There are 2 groups of 6 spoons - but neither of them match the knives and none of them are in the Concord pattern. There is also the ancient ladle from the Wrights of Greenway. Grandma says it was scraped so many times against the oyster stew pot the lip of the bowl wore down. This piece is about 200 years old now and I didn't even try to track down that pattern. It's what I'd call ... Old Plain Silver ... as opposed to plain old silver.
That very scrolly fruit sever on the cloth above the ladle is another Blakey piece that so far I have yet to identify. It's the dickens to clean if it ever gets tarnished but I keep it wrapped in silver cloth.
The silver from my side o the family is some of my grandmother's flatware. The pattern is Clermont and it's a 1915 Gorham pattern. For decades I've lusted to have matching place settings in sterling and for the last 5 or 6 years that Daddy was still in his own house he'd say "There's some flatware in that drawer. If you want it you can have it."
Well. I thought I knew what my parents owned and I didn't need More Stainless Steel flatware so I would always say no thanks. But when we moved him to a senior apartment and I finally opened that drawer and discovered the box held the familiar silver from my grandmother's table I felt like an idiot. I remember he was in his huge ungainly recliner and I sat beside him as we looked at the contents of the box.

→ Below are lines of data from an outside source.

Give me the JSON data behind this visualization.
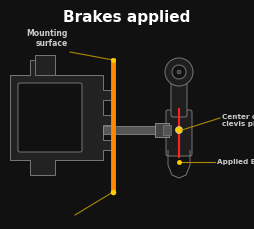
{
  "title": "Brakes applied",
  "title_color": "#ffffff",
  "title_fontsize": 11,
  "bg_color": "#111111",
  "outline_color": "#777777",
  "orange_line_color": "#ff8800",
  "annotation_line_color": "#aa8800",
  "annotation_text_color": "#cccccc",
  "dot_color": "#ffcc00",
  "label_mounting": "Mounting\nsurface",
  "label_clevis": "Center of\nclevis pin",
  "label_applied": "Applied Brake",
  "fig_w": 2.55,
  "fig_h": 2.29,
  "dpi": 100
}
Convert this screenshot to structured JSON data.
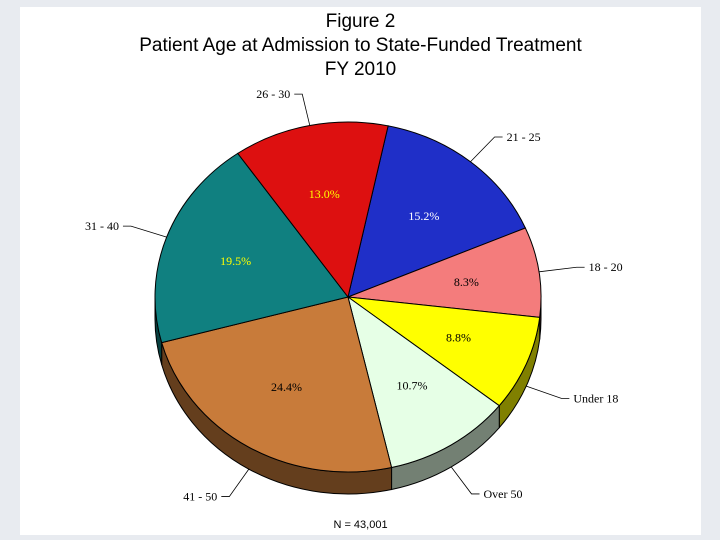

"Oh yes. That's the McClean silver" he told me. His father had been Evelyn Walsh McClean's lawyer. Yes. The Hope Diamond Lady. And there are dozens of stories about her - how she would visit and toss the diamond in his lap for him to play with ... She must have been very colorful. Daddy said she gave that silver to his mother and it may be true but - then again - it may not. So I just think of it as Grandma's Silver.
There is also a story about two aunts, a theft and a quarrel and the silverware, but there you have it. Family stories tend to get inflated with the telling, especially if there is some jealousy behind them and besides - I was only about 14 so I may have misunderstood.
All those stories, all that history, all the memories are just the thing for a Thanksgiving eve when beloved friends and family are on their way to feast with us. It will be my delight to spread the table with my old friends, all spruced up, polished and gleaming and ready to serve.
A happy Thanksgiving thought.
Lovely silver memories, dear Bess. :-) I grew up with a blend of sterling and silver plate...including a full tea service (!) that I last used at a "Jane Austen Afternoon" (yes, I 'poured out')...When I moved to my wee home I gave all my stainless flatware and 'every day' dishes to my son (who had nothing) and now dine daily with silver (sterling & plate) and bone china. Ah, the high life! Happy Thanksgiving!
ReplyDeleteOh Margaret - what a wise thing to do - and why not use only the best. I am thinking I should do the same with my silver. It's a shame to save it for only a couple of holidays.
DeleteWishing you a cozy thanksgivng too - because it is always a good time to be thankful.